Re: [PATCH 6/7] smp: Don't yell about IRQs disabled in kgdb_roundup_cpus()

From: Doug Anderson
Date: Tue Oct 30 2018 - 18:21:48 EST


Daniel,

On Tue, Oct 30, 2018 at 2:42 AM Daniel Thompson
<daniel.thompson@xxxxxxxxxx> wrote:
>
> On Mon, Oct 29, 2018 at 11:07:06AM -0700, Douglas Anderson wrote:
> > In kgdb_roundup_cpus() we've got code that looks like:
> > local_irq_enable();
> > smp_call_function(kgdb_call_nmi_hook, NULL, 0);
> > local_irq_disable();
> >
> > In certain cases when we drop into kgdb (like with sysrq-g on a serial
> > console) we'll get a big yell that looks like:
> >
> > sysrq: SysRq : DEBUG
> > ------------[ cut here ]------------
> > DEBUG_LOCKS_WARN_ON(current->hardirq_context)
> > WARNING: CPU: 0 PID: 0 at .../kernel/locking/lockdep.c:2875 lockdep_hardirqs_on+0xf0/0x160
> > CPU: 0 PID: 0 Comm: swapper/0 Not tainted 4.19.0 #27
> > pstate: 604003c9 (nZCv DAIF +PAN -UAO)
> > pc : lockdep_hardirqs_on+0xf0/0x160
> > ...
> > Call trace:
> > lockdep_hardirqs_on+0xf0/0x160
> > trace_hardirqs_on+0x188/0x1ac
> > kgdb_roundup_cpus+0x14/0x3c
> > kgdb_cpu_enter+0x53c/0x5cc
> > kgdb_handle_exception+0x180/0x1d4
> > kgdb_compiled_brk_fn+0x30/0x3c
> > brk_handler+0x134/0x178
> > do_debug_exception+0xfc/0x178
> > el1_dbg+0x18/0x78
> > kgdb_breakpoint+0x34/0x58
> > sysrq_handle_dbg+0x54/0x5c
> > __handle_sysrq+0x114/0x21c
> > handle_sysrq+0x30/0x3c
> > qcom_geni_serial_isr+0x2dc/0x30c
> > ...
> > ...
> > irq event stamp: ...45
> > hardirqs last enabled at (...44): [...] __do_softirq+0xd8/0x4e4
> > hardirqs last disabled at (...45): [...] el1_irq+0x74/0x130
> > softirqs last enabled at (...42): [...] _local_bh_enable+0x2c/0x34
> > softirqs last disabled at (...43): [...] irq_exit+0xa8/0x100
> > ---[ end trace adf21f830c46e638 ]---
> >
> > Let's add kgdb to the list of reasons not to warn in
> > smp_call_function_many().

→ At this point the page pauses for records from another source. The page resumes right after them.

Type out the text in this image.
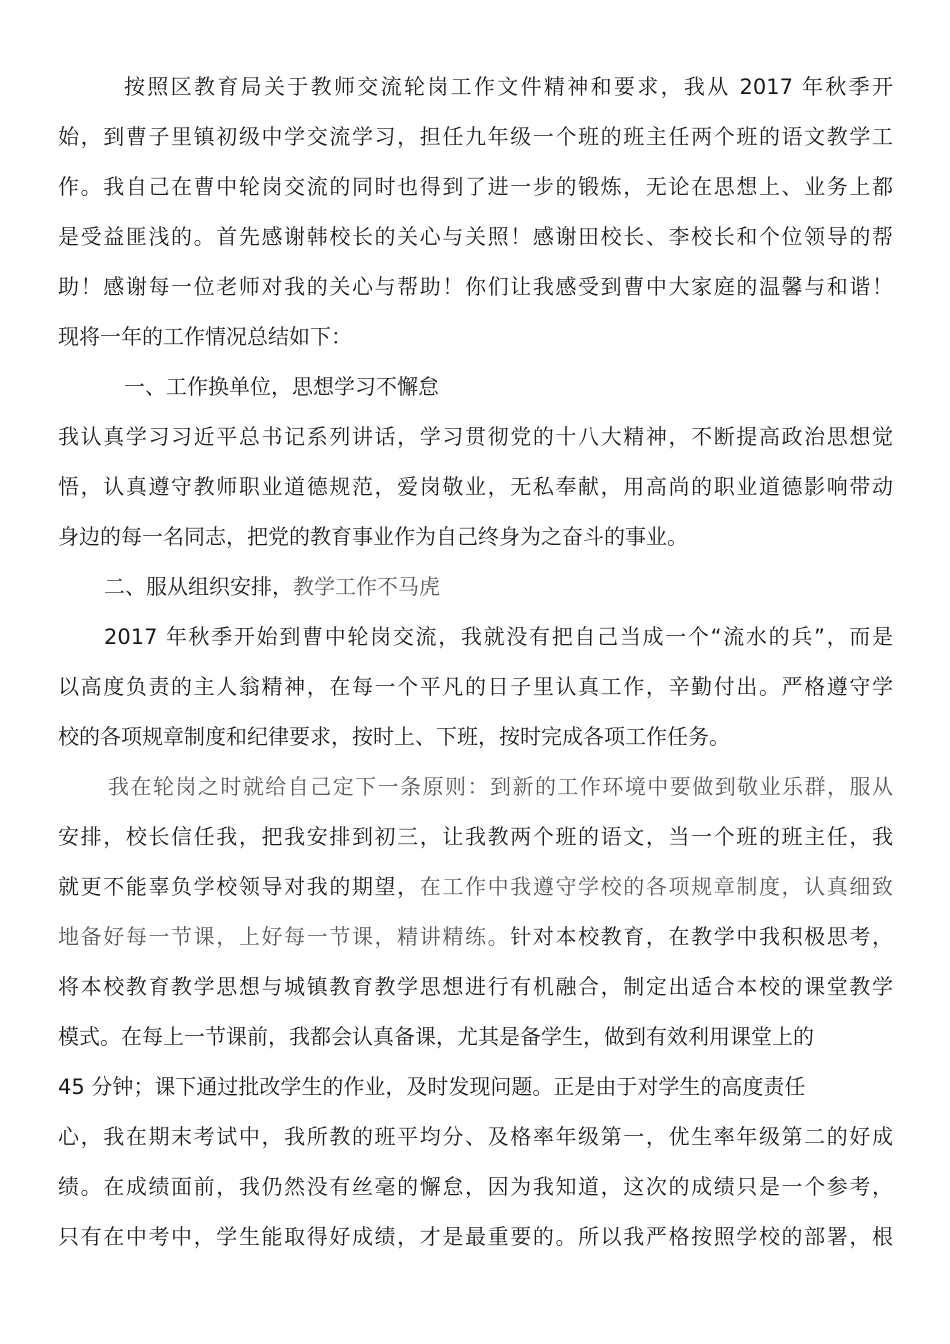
按照区教育局关于教师交流轮岗工作文件精神和要求，我从 2017 年秋季开
始，到曹子里镇初级中学交流学习，担任九年级一个班的班主任两个班的语文教学工
作。我自己在曹中轮岗交流的同时也得到了进一步的锻炼，无论在思想上、业务上都
是受益匪浅的。首先感谢韩校长的关心与关照！感谢田校长、李校长和个位领导的帮
助！感谢每一位老师对我的关心与帮助！你们让我感受到曹中大家庭的温馨与和谐！
现将一年的工作情况总结如下：
一、工作换单位，思想学习不懈怠
我认真学习习近平总书记系列讲话，学习贯彻党的十八大精神，不断提高政治思想觉
悟，认真遵守教师职业道德规范，爱岗敬业，无私奉献，用高尚的职业道德影响带动
身边的每一名同志，把党的教育事业作为自己终身为之奋斗的事业。
二、服从组织安排，教学工作不马虎
2017 年秋季开始到曹中轮岗交流，我就没有把自己当成一个“流水的兵”，而是
以高度负责的主人翁精神，在每一个平凡的日子里认真工作，辛勤付出。严格遵守学
校的各项规章制度和纪律要求，按时上、下班，按时完成各项工作任务。
我在轮岗之时就给自己定下一条原则：到新的工作环境中要做到敬业乐群，服从
安排，校长信任我，把我安排到初三，让我教两个班的语文，当一个班的班主任，我
就更不能辜负学校领导对我的期望，在工作中我遵守学校的各项规章制度，认真细致
地备好每一节课，上好每一节课，精讲精练。针对本校教育，在教学中我积极思考，
将本校教育教学思想与城镇教育教学思想进行有机融合，制定出适合本校的课堂教学
模式。在每上一节课前，我都会认真备课，尤其是备学生，做到有效利用课堂上的
45 分钟；课下通过批改学生的作业，及时发现问题。正是由于对学生的高度责任
心，我在期末考试中，我所教的班平均分、及格率年级第一，优生率年级第二的好成
绩。在成绩面前，我仍然没有丝毫的懈怠，因为我知道，这次的成绩只是一个参考，
只有在中考中，学生能取得好成绩，才是最重要的。所以我严格按照学校的部署，根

That will allow us (in a future patch) to
> > stop calling local_irq_enable() which will get rid of the original
> > splat.
> >
> > NOTE: with this change comes the obvious question: will we start
> > deadlocking more often now when we drop into the debugger. I can't
> > say that for sure one way or the other, but the fact that we do the
> > same logic for "oops_in_progress" makes me feel like it shouldn't
> > happen too often. Also note that the old logic of turning on
> > interrupts temporarily wasn't exactly safe since (I presume) that
> > could have violated spin_lock_irqsave() semantics and ended up with a
> > deadlock of its own.
>
> This is part of the code to bring all the cores to a halt and since
> the other cores are still running kgdb isn't yet able to use the fact
> all the CPUs are halted to bend the rules. It is better for this code
> to play by the rules if it can.
>
> Is is possible to get the roundup functions to use a private csd
> alongside smp_call_function_single_async()? We could add a helper
> function to the debug core to avoid having to add cpu_online loops into
> every kgdb_roundup_cpus() implementaton.

Exactly the kind of helpful suggestion I was looking for. Thank you
very much! See v2 and hopefully it matches what you were thinking of.

-Doug